Sponsored by Louisiana State Senator Ronnie Johns, R-Lake Charles, Senate Bill 316 makes its way to Governor John Bel Edwards’ desk after the state’s Republican-controlled House of Representatives voted 54-41 on Tuesday to allow the Pelican State’s riverboat casinos, such as L’Auberge Casino Resort Lake Charles and the Belle of Baton Rouge Casino Hotel to relocate onto land.
The 51-year-old Democratic governor is expected to sign the measure into law. According to a Wednesday report from NOLA.com The Times-Picayune, Edwards has previously said that he would likely sign the bill, however, the governor’s spokesman, Richard Carbo, said on Tuesday night that prior to making a final decision the governor would be reviewing the proposal.
As written, a current restriction that limits facility’s to 30,000 square feet of gambling space would reportedly be replaced with a cap of 2,365 gambling positions per riverboat casino. Under the proposed law, a gambling position reportedly encompasses everything from seats at slot machines to spaces around gaming tables. SB 316 allows the gambling vessels to up their gambling positions, whether they move to dry land or not, according to the news agency.

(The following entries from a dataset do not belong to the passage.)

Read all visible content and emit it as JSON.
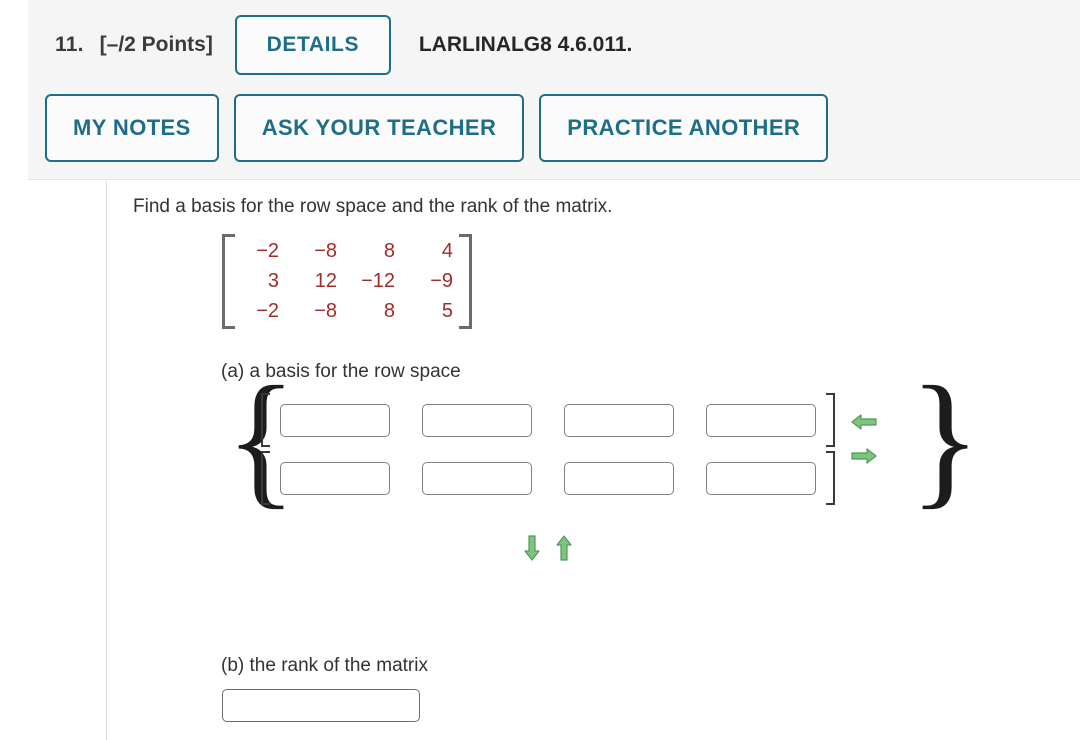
{
  "header": {
    "question_number": "11.",
    "points": "[–/2 Points]",
    "details_label": "DETAILS",
    "problem_code": "LARLINALG8 4.6.011.",
    "buttons": [
      {
        "label": "MY NOTES"
      },
      {
        "label": "ASK YOUR TEACHER"
      },
      {
        "label": "PRACTICE ANOTHER"
      }
    ]
  },
  "body": {
    "prompt": "Find a basis for the row space and the rank of the matrix.",
    "matrix": {
      "rows": [
        [
          "−2",
          "−8",
          "8",
          "4"
        ],
        [
          "3",
          "12",
          "−12",
          "−9"
        ],
        [
          "−2",
          "−8",
          "8",
          "5"
        ]
      ],
      "text_color": "#a02c2c",
      "bracket_color": "#6b6b6b"
    },
    "part_a": {
      "label": "(a) a basis for the row space",
      "vector_rows": [
        {
          "cells": [
            {
              "value": "",
              "placeholder": ""
            },
            {
              "value": "",
              "placeholder": ""
            },
            {
              "value": "",
              "placeholder": ""
            },
            {
              "value": "",
              "placeholder": ""
            }
          ]
        },
        {
          "cells": [
            {
              "value": "",
              "placeholder": ""
            },
            {
              "value": "",
              "placeholder": ""
            },
            {
              "value": "",
              "placeholder": ""
            },
            {
              "value": "",
              "placeholder": ""
            }
          ]
        }
      ],
      "side_arrows": [
        {
          "icon": "arrow-left-icon",
          "direction": "left",
          "color": "#6fbf73"
        },
        {
          "icon": "arrow-right-icon",
          "direction": "right",
          "color": "#6fbf73"
        }
      ],
      "vertical_arrows": [
        {
          "icon": "arrow-down-icon",
          "direction": "down",
          "color": "#6fbf73"
        },
        {
          "icon": "arrow-up-icon",
          "direction": "up",
          "color": "#6fbf73"
        }
      ],
      "open_brace": "{",
      "close_brace": "}"
    },
    "part_b": {
      "label": "(b) the rank of the matrix",
      "answer": {
        "value": "",
        "placeholder": ""
      }
    }
  },
  "colors": {
    "panel_background": "#f5f5f5",
    "accent_teal": "#1f6e87",
    "text_dark": "#333333",
    "arrow_green": "#6fbf73",
    "divider": "#dcdcdc"
  }
}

The legislation also allows the floating casinos to hold four gambling tournaments annually, with each tourney lasting no longer than 14 days. As written, Senate Bill 316 also allows riverboat casinos to move within 1,200 feet from their existing berths, so long as they could provide the Gaming Control Board with some kind of “economic development” as justification for the move to land. In addition, the current requirement that the casinos have an operable paddleboat would no longer be in effect.
NOLA.com The Times-Picayune reports that supports of the measure say that some riverboat casinos have to move ashore for safety reasons, namely the Belle of Baton Rouge and Hollywood Casino Baton Rouge, both of which are located on the Mississippi River, which according to supporters, is dangerous.
Retired officer and superintendent of the Louisiana State Police, Rep. Terry Landry, D-New Iberia, reportedly said that with the riverboats on the Mississippi, “It’s not a matter of if, it’s a matter of when, we are going to have a catastrophe out there.” In the state police, Landry was also a director of the gaming enforcement division.
On the heels of the House’s approval of the riverboat casino bill, in a 69-19 vote, the body approved a similar change to the current gambling space restriction at the state’s four racinos from 15,000 square feet to 1,632 gambling positions. The proposed cap would reportedly increase the 4,461 gambling positions the Gaming Control Board reports are currently at racetracks that have video poker and slot machines to 6,528 gambling positions. Currently, each of the four racinos averages 1,115 gambling positions, according to NOLA.com.
The racetrack bill will return to the Senate for a second vote and if successful will make its way to the governor.